Le Monde, meanwhile, has a special feature on homeless at Charles de Gaulle. It says around 100 homeless live there year-round, some have been there for more than ten years. It quotes one of them, Aristide from the Central African Republic, who says it’s like doing a round the world trip seeing passengers come and go.

Le Monde, in its front-page editorial, looks at the move by French MPs to make it illegal to deny the 1915 mass killing of Armenians by Ottoman Turks as a genocide. The paper argues that legislation on this serves no purpose. It says "it is not for legislators to rule on what is history", adding that the legislation "does not protect the memory of Armenians in France" and, has a created an "absurd" stand-off with Turkey.

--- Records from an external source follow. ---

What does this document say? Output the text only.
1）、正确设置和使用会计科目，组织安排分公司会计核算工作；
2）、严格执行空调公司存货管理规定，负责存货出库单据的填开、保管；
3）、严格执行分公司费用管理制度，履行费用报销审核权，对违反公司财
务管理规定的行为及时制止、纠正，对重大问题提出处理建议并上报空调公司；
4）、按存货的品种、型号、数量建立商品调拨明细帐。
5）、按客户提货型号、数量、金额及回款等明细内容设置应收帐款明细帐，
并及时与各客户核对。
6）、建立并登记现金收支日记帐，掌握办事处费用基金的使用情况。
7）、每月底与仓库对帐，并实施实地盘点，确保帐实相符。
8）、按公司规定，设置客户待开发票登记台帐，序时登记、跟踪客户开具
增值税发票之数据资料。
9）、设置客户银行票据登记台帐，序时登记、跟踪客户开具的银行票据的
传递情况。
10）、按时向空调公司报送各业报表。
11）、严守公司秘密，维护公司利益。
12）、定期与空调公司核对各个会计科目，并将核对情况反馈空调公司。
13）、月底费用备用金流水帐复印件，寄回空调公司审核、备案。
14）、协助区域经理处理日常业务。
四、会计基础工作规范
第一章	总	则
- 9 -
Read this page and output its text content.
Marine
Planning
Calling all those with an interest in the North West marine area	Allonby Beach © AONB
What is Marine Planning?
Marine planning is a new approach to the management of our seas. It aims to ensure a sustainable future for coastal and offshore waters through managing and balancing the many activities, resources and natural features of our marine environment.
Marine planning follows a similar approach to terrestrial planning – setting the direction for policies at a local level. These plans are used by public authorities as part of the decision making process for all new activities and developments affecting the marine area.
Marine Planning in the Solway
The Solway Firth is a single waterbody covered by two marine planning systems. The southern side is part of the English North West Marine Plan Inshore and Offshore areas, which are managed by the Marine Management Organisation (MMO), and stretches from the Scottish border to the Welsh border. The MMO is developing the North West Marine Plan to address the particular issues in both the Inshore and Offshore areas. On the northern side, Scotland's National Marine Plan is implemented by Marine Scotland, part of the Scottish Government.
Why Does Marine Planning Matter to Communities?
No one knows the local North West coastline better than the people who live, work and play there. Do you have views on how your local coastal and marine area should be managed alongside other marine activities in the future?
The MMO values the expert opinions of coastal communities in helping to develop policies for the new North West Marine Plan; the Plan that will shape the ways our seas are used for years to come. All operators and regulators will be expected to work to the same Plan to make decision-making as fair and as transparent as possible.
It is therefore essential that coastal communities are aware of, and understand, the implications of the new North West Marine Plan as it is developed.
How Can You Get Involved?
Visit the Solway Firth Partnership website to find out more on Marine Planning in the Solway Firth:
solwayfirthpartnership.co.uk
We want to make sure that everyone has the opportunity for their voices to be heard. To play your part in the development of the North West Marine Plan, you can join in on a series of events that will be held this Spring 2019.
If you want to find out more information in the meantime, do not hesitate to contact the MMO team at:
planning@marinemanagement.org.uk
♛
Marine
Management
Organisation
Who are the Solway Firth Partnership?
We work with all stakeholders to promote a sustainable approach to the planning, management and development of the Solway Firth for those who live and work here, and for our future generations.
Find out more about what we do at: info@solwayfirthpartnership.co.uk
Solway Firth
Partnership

And Le Parisien-Aujourd’hui-en-France reports that the French are the "Kings of the blues". That’s not a reference to funky music but their reaction to the continued economic crisis. It reports on one investigation showing the French are among the most pessimistic in a survey carried out in 51 countries. It turns out Africans are a lot happier about their economic prospects than the French at the moment. The paper quotes Nigerians in Abuja saying that they are convinced 2012 will be a much better year for them. In the paper’s cartoon an African asks a Frenchman “why are you so pessimistic?” and the reply reflects a current French obsession with the economy: “Well, Nigeria doesn’t face losing its Triple A rating”.